Wednesday, April 28, 2010

Drinking Water

I am thinking about water and the problems connected to drinking municipal tap water. Water is very important for life, especially my life.

Last week's Isthmus has a short article about bottled water. The article tells a partial story about water. It pointed out the advantages of consuming local tap water, along with ways in which bottled water is bad for people and the planet. The occasion was a free screening of the documentary film Tapped, sponsored by the City of Madison. I missed the movie, but am thinking about the water problem.

The article quotes a couple of city people. According to the city recycling "conquistador", municipal water suppliers must meet higher standards than bottled water producers; some bottled water is actually filtered tap water from municipal systems; only a quarter of plastic water bottles are recycled and the others go to the landfills; the bottles are made of "petrol", which I believe is a petroleum product; the bottles must be trucked to stores.

The article points out another issue, the ethical concern that water belongs to all the people, and is being privatized, and in some cases it is being hauled away from populations that need it.

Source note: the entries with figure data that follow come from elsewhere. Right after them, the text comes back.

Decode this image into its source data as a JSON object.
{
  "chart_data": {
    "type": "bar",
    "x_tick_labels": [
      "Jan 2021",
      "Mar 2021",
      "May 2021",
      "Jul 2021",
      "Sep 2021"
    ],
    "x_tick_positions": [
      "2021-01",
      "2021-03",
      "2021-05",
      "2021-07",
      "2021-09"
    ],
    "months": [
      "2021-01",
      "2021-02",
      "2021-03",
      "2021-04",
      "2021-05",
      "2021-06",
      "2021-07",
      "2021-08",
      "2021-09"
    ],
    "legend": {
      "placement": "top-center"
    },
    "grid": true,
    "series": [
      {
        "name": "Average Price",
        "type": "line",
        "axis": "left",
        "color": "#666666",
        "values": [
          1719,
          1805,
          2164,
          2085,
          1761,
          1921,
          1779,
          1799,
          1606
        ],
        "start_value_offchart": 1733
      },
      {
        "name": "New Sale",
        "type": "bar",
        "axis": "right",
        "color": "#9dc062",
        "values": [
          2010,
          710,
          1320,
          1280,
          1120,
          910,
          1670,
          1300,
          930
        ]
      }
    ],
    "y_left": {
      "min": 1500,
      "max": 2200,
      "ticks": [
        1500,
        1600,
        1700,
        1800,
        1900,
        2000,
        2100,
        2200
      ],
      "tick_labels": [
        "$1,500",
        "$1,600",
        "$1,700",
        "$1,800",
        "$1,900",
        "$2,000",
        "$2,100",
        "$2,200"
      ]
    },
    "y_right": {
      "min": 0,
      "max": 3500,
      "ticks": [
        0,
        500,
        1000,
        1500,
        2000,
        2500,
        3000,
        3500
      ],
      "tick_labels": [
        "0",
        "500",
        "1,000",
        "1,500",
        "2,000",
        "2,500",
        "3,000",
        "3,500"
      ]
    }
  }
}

What the article does not point out is the other side of the story. I am not in favor of privatized water, and I do believe that the earth's water belongs to the people. The thing that bothers me is that apparently tap water isn't as innocent as the Isthmus article suggests.

Municipal water is treated with chlorine and fluoride. I can see the need to chlorinate it for health reasons, even though chlorine is a poison. I take issue with fluoridation. It is said that fluoride is good to prevent tooth decay. Okay, I say, so let the kids get their fluoride in their toothpaste and mouthwash rather than in their drinking water. I don't want to see the whole population dosed with fluoride in the water when people can fluoridate themselves with other products.

I say this because I love my thyroid, and fluoride is not good for it. People don't advertise that. I have read about this in several sources, one of which I quote here: "...despite its wide use in preventing tooth decay, [flouride] can act as a metabolic poison and damage your thyroid. Thyroid impairment is a serious problem affecting millions of women. (In Europe, after much research, they removed fluoride from their water supply.)" (Dr. Joseph Mercola, the No-Grain Diet; Penguin Group, 2004, p. 151.) Mercola has a large following on his website, with articles about drinking water and many other health matters. In the portion of the book quoted above, he points out that tap water is toxic because it contains both fluoride and chlorine. He suggested that glass bottled spring water, not drinking water, is a "safe but costly alternative." Mercola is not the only doctor to talk this way.

That leaves people like me with a dilemma. I live in the city with municipal water, not my own well. I can not put a filtration system in my home water supply due to it being a condominium. I can put a carbon filter on my faucet, but carbon filters do not remove fluoride. I can bow to the capitalist system and buy privatized water in plastic bottles that will leach chemicals into the water and fill the landfill unless I recycle them. Fortunately, I have the alternative of cheap reverse osmosis city water at the grocery store, which I put into reusable bottles. It's not ideal, but it provides water with the poisons removed. I would be happier with unfluoridated water from my home faucet. That would help with the ethical problem of privatized water, and it would be very convenient.

I was glad to see that the village of Poynette was not adding fluoride to its water supply, at least for a while. About a year ago the village had a referendum, in which the people there voted overwhelmingly in favor of fluoridating the water. Alas. They did it.

If populations can willingly be fed a poison like fluoride through the drinking water, what will they put into the water supply next?